Boston — ''The word visitation isn't in my vocabulary. I'm not a visitor. I'm a father.''
So goes the rallying cry for a growing network of divorced fathers seeking to share custody of their children with their former wives.
Since the early 1970s some 200 fathers'-rights groups, with 10,000 members, have sprung up in the United States, Europe, and Australia to strike down what they feel are inequitable custody laws and to shake up stereotyped notions about men - particularly fathers.
Many of these small 5- to 450-member groups, says one member, ''don't have dime one'' and aren't listed in the telephone book.
But the groups, at least in the US, which include Fathers United for Equal Rights, Divorced Dads, and Father's and Children's Equality (FACE), are growing increasingly vocal - and effective.
Since 1978, 24 states have passed new or revised joint-custody legislation - nine in the last year alone, says Doris Jonas Freed, a matrimonial lawyer in New York City, who attributes this in part to lobbying by fathers'-rights groups. Such legislation is ''sweeping the country,'' says David Eagle, a member of Texas Fathers for Equal Rights, despite governors' vetoes of proposals in New York and Massachusetts.
Many group members contend the custom of awarding sole custody to the mother makes a father a ''nonparent'' - with no rights, only an obligation to pay child support. By contrast, a joint-custody arrangement might allow parents to have the children on alternating weeks, although infinite variations are possible.
''Fathers are no longer satisfied to become 'zoo fathers,' '' says Dr. Freed. ''They want a share in helping raise their children.'' Adds John Rossler, vice-president of Equal Rights for Fathers of New York State: ''Men are discouraged subtly and overtly from seeking custody. Their lawyers tell them they can't get it.''
One of the services many of the groups provide members is a list of sympathetic, informed lawyers. Texas Fathers for Equal Rights holds seminars to educate lawyers, judges, and social workers about the benefits of joint custody to all parties.

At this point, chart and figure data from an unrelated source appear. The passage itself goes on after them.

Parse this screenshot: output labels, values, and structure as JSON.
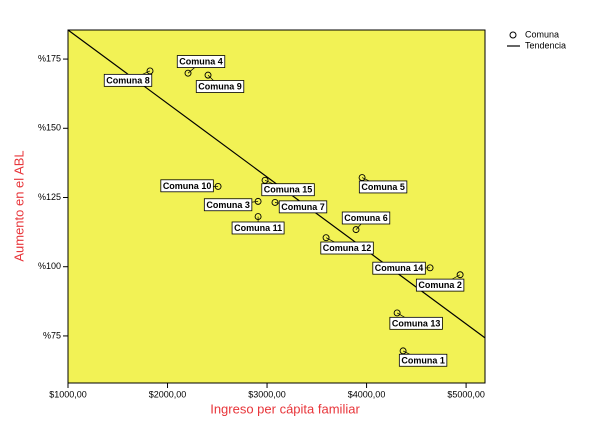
{
  "chart_data": {
    "type": "scatter",
    "xlabel": "Ingreso per cápita familiar",
    "ylabel": "Aumento en el ABL",
    "background": "#f2f255",
    "xlim": [
      1000,
      5190
    ],
    "ylim": [
      58,
      185.5
    ],
    "xticks": [
      {
        "value": 1000,
        "label": "$1000,00"
      },
      {
        "value": 2000,
        "label": "$2000,00"
      },
      {
        "value": 3000,
        "label": "$3000,00"
      },
      {
        "value": 4000,
        "label": "$4000,00"
      },
      {
        "value": 5000,
        "label": "$5000,00"
      }
    ],
    "yticks": [
      {
        "value": 75,
        "label": "%75"
      },
      {
        "value": 100,
        "label": "%100"
      },
      {
        "value": 125,
        "label": "%125"
      },
      {
        "value": 150,
        "label": "%150"
      },
      {
        "value": 175,
        "label": "%175"
      }
    ],
    "series": [
      {
        "name": "Comuna",
        "color": "#000000",
        "x": [
          4367,
          4940,
          2910,
          2206,
          3955,
          3894,
          3080,
          1824,
          2407,
          2508,
          2910,
          3593,
          4307,
          4638,
          2980
        ],
        "values": [
          69.6,
          97.1,
          123.6,
          169.9,
          132.2,
          113.4,
          123.2,
          170.7,
          169.2,
          129.0,
          118.1,
          110.5,
          83.3,
          99.6,
          131.2
        ],
        "labels": [
          "Comuna 1",
          "Comuna 2",
          "Comuna 3",
          "Comuna 4",
          "Comuna 5",
          "Comuna 6",
          "Comuna 7",
          "Comuna 8",
          "Comuna 9",
          "Comuna 10",
          "Comuna 11",
          "Comuna 12",
          "Comuna 13",
          "Comuna 14",
          "Comuna 15"
        ]
      }
    ],
    "trend": {
      "name": "Tendencia",
      "color": "#000000",
      "x": [
        1000,
        5190
      ],
      "values": [
        185.5,
        74.3
      ]
    }
  }
}
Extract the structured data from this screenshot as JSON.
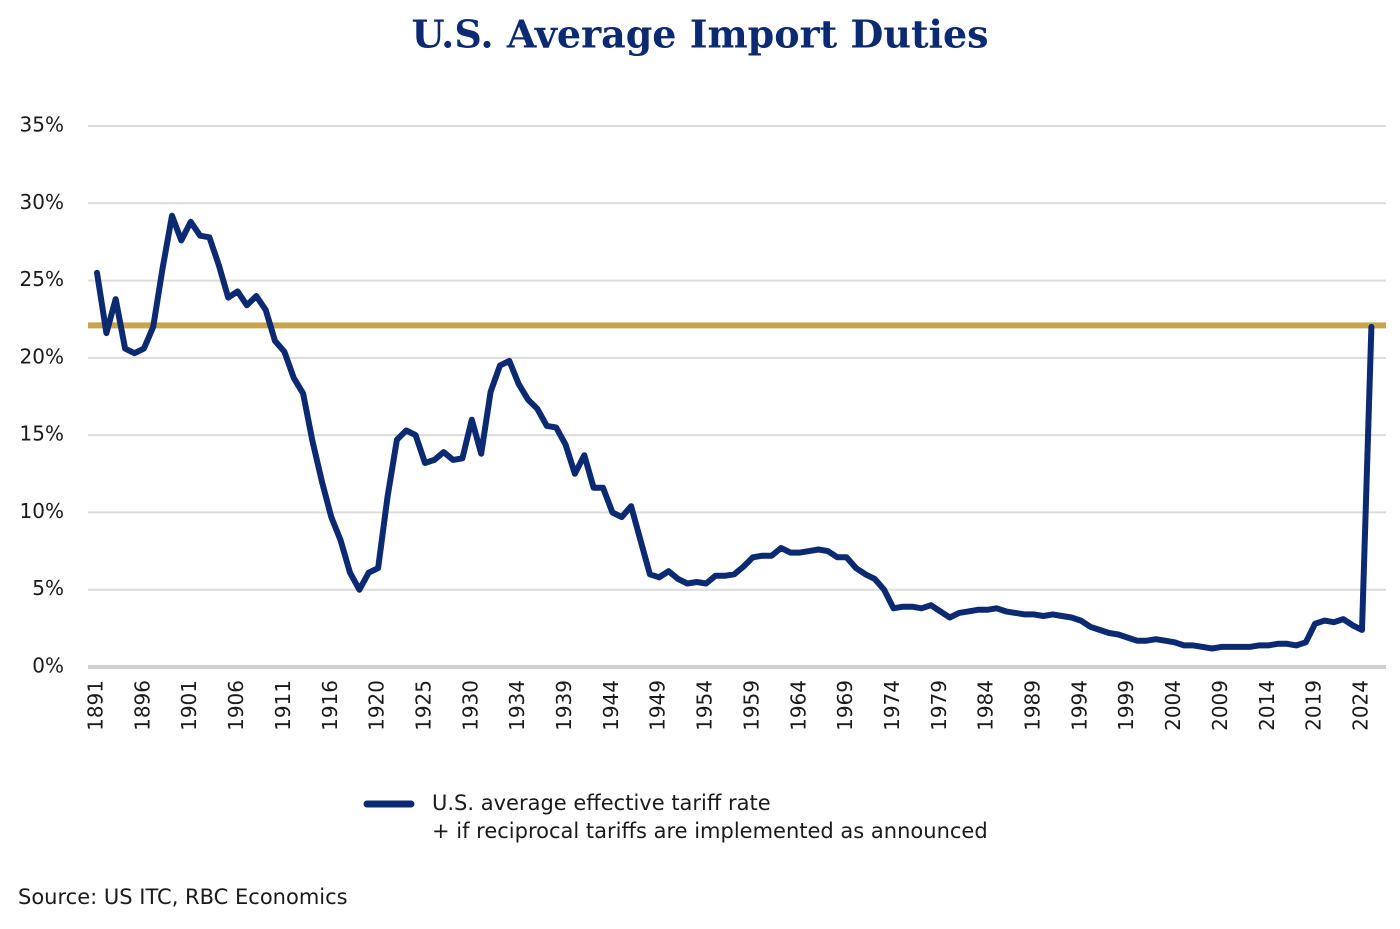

Dr. Freed says that ''co-parenting,''as she puts it, is the best option for everybody: ''The child has the right to have nurturing, training, and love from both parents.'' The father, she says, can legally continue his involvement with the child on more than just a financial level. And it frees mothers, 54 percent of whom are working or looking for work, from raising the child alone.
Also, says Mr. Eagle, lack of enforcement of visitation rights is a ''massive problem'' around the country. Judges increasingly are cracking down on men who fail to make child-support payments but are much more lenient toward mothers who break court-established visitation agreements. Some states, however, are starting to suspend alimony and sometimes child custody payments for ex-wives who don't honor the agreement.
Counseling is a vital service of fathers' groups, says James Cook, president of the National Congress for Men. ''Men traditionally envision themselves as taking care of their emotional problems alone. It helps the fathers to realize they're not the only ones going through this.''
Some of these groups have women members or auxiliaries. It ''gives us a broader perspective,'' says a member of Fathers United for Equal Rights. The National Congress for Men voted to ''fully support'' the ERA, and the keynote speaker for its coming annual meeting in Detroit is former National Organization for Women president Karen DeCrow, who supports joint custody.
Some feminist groups do not support joint custody. The New York chapter of NOW, says Virginia Cornue, executive director, lobbied against the joint-custody bill later vetoed by Gov. Hugh Carey because it ''mandated joint custody by the judge,'' rather than allowing free choice by both parents. One spokeswoman mentions such problems as confusion for the children and the expense of maintaining two homes.
Nevertheless, the challenges can be worth it, says one father in Texas, who spent $50,000 between he and his ex-wife for the right to share custody. ''It's wonderful to be a 100 percent legal father,'' he says.